[comp.sys.atari.st] accelerators

meulenbr@cstw01.prl.philips.nl (Frans Meulenbroeks) (07/07/89)

In article <402@cwjcc.CWRU.Edu> bammi@dsrgsun.ces.cwru.edu (Jwahar R. Bammi) writes:
>please could you run qindex and post the numbers. i have a jri accl. and
>its pretty much useless, except for a very few programs. i suspect that
>most accl. without a cache are about the same. cmi has some value added in
>its fast-rom, 68881/82 and blitter sockets features..

There are only a few potential places where an accelerator will give
profit. These are:
- processing instructions which use more than 4N clock cycles, where N
  is the number of bus cycles for that instruction (including
  instruction fetch)
- if it has a cache, by caching data and instructions
- local memory for the accelerator (see below)
- perhaps by using faster roms (not sure on this one)

The major bottleneck for all accelerators is the ST memory.
Every fourth clock cycle the video needs to fetch data from the memory.
The ST is build in such a way that ideally there is a perfect
interleaving of memory operations initiated by the video and by the
processor. Since most instructions indeed have one bus cycle every
fourth clock cycle this runs nice.

The time needed to do an bus cycle is just short enough to allow this
interleaving of video and processor. However, due to the memory speed,
setup times etc. it is not possible for the processor to have two bus
cycles between each video access.

Note that the video always has priority. This means that if a 6 clock
instruction with one bus cycle (the instruction fetch) is finished, one
of the custom chips (MMU?) inserts two wait cycles before the next bus
cycle can be initiated. 

It seems to be so, that this delay is always there, even if the video
reads from the other bank of memory. However, I'm not sure if this also
applies to the ROMs.

Perhaps the most gain is achieved by using cache memory (or a 68020 or
30).
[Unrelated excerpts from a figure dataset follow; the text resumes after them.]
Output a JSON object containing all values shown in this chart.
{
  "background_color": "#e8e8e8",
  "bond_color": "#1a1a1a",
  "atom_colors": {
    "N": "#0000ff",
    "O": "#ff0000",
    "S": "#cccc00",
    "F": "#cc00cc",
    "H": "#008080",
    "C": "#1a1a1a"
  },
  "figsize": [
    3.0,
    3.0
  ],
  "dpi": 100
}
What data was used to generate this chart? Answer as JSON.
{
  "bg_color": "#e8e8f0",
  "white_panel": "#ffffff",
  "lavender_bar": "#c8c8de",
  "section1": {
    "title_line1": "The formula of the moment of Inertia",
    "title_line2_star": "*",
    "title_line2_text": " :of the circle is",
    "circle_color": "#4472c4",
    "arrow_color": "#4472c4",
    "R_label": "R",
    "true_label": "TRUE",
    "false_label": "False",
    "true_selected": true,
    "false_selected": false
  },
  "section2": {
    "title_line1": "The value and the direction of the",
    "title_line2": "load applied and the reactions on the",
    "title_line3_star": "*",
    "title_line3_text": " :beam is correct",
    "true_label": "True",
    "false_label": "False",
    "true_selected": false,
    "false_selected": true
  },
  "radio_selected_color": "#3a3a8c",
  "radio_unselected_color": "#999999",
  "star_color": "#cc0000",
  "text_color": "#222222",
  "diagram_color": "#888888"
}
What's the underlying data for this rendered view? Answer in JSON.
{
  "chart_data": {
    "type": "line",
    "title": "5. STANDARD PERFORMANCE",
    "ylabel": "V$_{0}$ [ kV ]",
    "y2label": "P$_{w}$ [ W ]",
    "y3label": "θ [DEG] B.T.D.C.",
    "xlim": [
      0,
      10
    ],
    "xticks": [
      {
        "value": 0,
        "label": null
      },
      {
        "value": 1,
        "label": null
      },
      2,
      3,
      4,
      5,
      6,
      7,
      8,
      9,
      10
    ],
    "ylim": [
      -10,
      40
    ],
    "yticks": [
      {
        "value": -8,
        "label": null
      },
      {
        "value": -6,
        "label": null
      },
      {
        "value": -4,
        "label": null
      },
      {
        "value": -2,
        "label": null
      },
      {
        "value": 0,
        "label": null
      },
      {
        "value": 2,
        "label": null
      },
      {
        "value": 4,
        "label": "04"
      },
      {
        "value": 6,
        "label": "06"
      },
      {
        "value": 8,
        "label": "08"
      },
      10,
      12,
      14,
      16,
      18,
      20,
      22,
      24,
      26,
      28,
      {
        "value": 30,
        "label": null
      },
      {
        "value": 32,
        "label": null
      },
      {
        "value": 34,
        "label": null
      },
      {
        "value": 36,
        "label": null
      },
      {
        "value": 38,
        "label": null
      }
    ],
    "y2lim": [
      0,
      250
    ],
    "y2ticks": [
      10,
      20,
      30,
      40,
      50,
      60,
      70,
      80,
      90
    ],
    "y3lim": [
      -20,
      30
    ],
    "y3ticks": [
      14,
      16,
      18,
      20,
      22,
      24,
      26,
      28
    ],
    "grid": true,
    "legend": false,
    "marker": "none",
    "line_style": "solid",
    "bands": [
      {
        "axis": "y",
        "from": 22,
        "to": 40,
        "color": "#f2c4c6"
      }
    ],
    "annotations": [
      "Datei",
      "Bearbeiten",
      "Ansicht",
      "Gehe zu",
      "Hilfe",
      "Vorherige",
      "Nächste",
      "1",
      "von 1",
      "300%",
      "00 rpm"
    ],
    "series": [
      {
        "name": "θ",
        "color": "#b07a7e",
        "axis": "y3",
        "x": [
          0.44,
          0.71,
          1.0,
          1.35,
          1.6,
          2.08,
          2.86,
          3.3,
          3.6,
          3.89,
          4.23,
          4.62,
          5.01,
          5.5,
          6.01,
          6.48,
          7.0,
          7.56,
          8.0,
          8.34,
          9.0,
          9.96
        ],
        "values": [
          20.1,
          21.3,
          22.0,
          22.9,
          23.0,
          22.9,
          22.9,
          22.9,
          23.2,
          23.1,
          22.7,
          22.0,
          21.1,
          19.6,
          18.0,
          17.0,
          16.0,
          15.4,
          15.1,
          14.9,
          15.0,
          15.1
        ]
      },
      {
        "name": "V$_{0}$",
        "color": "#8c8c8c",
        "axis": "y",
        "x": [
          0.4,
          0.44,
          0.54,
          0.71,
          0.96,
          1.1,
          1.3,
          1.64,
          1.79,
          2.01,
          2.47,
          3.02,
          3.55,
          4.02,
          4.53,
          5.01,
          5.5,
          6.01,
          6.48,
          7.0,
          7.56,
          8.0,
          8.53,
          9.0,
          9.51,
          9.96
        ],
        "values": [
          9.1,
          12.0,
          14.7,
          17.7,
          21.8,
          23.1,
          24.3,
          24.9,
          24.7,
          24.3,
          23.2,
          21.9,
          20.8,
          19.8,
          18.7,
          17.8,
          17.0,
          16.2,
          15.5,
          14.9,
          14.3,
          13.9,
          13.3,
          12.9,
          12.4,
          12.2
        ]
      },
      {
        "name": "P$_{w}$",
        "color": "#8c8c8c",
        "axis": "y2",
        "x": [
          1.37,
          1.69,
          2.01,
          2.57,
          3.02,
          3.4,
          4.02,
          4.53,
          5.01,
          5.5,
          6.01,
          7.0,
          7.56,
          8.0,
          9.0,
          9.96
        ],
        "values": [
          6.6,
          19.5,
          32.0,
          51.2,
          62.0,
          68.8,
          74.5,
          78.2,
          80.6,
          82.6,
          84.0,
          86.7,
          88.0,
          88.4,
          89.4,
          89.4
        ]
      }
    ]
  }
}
This alone will on the average give a gain of about 25 %.

The gain would be a lot more if you could put a large chunk of memory to
the accelerator, thus allowing that programs fully reside in this local
memory. However, this gives the problem that DMA transfers probably
cannot access this memory, and that the screen may not be mapped into
this area.

Note: Although I'm an EE I'm not a guru in microprocessors.
      Also English is not my native language, so apologies if things are
      obscured by my raping of the language.


Frans Meulenbroeks        (meulenbr@cst.prl.philips.nl)
	Centre for Software Technology
	( or try: ...!mcvax!phigate!prle!cst!meulenbr)